Humanity has spent the annual income of water from rivers and rain, emptied the savings stored in glaciers, wetlands and aquifers and the result is broken aquatic systems – compacted aquifers, ghost lakes and sinking deltas – with no capacity to recover.
This is the conclusion reached by a audit of the United Nations University (UNU) which declares that the world has entered an era of “global water bankruptcy”, “a point of no return for certain systems where human demand has irreversibly exhausted aquifer savings and dried up the wells of the future, putting the planet’s entire water system at risk.”
From tap to vacuum
According to the study data, “unsustainable progress has led us to drink the water with which to quench our insatiable thirst for consumption.” This waste is reflected in intensive agriculture, urban and industrial growth, pollution and greenhouse gas emissions that have caused climate change. All this imposes some devastating risks to our water reserves, longer droughts, accelerated evaporation and essential rains.
“Many regions have lived far beyond their hydrological possibilities. It is like having a bank account from which money is withdrawn every day without a single deposit entering. The balance is already negative,” he explains. Kaveh Madani, lead author of the UNU report. The result is that today we pay a water bill that we cannot pay.
The bill of waste
The global audit paints a bleak picture, 75% of the world’s population lives in countries where water is scarce or unsafe; More than half of the planet’s large lakes are drying up; 2 billion people live on land that is sinking due to the overexploitation of groundwater and in just fifty years wetlands equivalent to the entire surface of the European Union have been lost.
The crisis of nature knows no borders. Agriculture, which consumes 70% of fresh water, is the epicenter of the collapse. When crops dry up in a region, shortages travel through food prices, hitting global food security and destabilizing economies. “The water that is missing here is noticeable in the food there. This bankruptcy is not a local problem, it is a systemic risk that flows through the veins of global trade,” warns Madani.
“Water bankruptcy is becoming a driver of fragility, displacement and conflict,” explains the UN Under-Secretary-General Tshilidzi Marwala, UNU Rector.
Water to rebuild the world
Faced with this scenario, the report makes an urgent call for action to manage “the bankruptcy, not the crisis” and requests that the state of “water bankruptcy” of the planet be formally recognized, “we are not only facing a hydrological problem, but rather a question of justice with profound social and political implications, which requires attention at the highest level of governments and multilateral cooperation.” This implies transforming agriculture, fairly distributing a dwindling resource and protecting the ecosystems that still produce water.

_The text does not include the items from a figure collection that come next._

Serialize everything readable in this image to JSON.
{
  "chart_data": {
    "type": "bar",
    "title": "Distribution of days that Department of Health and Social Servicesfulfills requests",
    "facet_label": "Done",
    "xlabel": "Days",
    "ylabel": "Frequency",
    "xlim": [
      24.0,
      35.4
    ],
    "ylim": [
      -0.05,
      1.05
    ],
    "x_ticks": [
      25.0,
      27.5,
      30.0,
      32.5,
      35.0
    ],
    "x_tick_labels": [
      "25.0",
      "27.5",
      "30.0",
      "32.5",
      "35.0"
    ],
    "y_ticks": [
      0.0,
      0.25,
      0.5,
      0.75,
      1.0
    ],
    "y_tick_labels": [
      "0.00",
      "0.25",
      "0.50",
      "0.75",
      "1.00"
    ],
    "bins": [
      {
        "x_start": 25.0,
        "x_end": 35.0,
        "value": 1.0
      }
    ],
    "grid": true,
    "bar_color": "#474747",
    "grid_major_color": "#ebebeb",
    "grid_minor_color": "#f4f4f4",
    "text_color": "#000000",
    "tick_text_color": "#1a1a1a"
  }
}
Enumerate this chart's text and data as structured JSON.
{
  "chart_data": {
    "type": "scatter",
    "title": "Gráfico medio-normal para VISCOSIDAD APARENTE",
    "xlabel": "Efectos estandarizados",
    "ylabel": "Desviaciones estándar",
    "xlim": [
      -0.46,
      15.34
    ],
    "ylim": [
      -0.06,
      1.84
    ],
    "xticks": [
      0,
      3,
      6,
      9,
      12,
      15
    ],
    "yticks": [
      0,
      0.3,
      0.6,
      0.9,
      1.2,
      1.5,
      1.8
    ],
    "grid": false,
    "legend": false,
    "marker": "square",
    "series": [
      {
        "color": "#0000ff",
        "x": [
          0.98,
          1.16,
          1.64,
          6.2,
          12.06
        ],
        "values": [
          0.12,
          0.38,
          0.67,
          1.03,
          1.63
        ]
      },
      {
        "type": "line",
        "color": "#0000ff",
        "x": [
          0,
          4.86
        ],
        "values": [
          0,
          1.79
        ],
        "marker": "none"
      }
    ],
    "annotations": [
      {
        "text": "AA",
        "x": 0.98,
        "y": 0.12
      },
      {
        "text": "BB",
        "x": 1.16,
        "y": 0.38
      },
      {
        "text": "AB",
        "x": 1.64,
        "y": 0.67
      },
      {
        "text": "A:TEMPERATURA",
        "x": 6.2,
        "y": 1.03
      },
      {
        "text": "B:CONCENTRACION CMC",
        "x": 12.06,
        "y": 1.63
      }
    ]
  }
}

“Declaring bankruptcy is not about giving up; it is about starting over. By recognizing the reality of water bankruptcy, we can finally make the difficult decisions that will protect people, economies and ecosystems,” says Mandani.
Now All eyes are on the UN Water Conference, which will be held in December of this year and that is presented as an opportunity for this “water rescue.” The message seems clear, although we cannot fill the depleted aquifers again, we still have time to protect every drop and perhaps thus learn to live with the water that remains on the planet.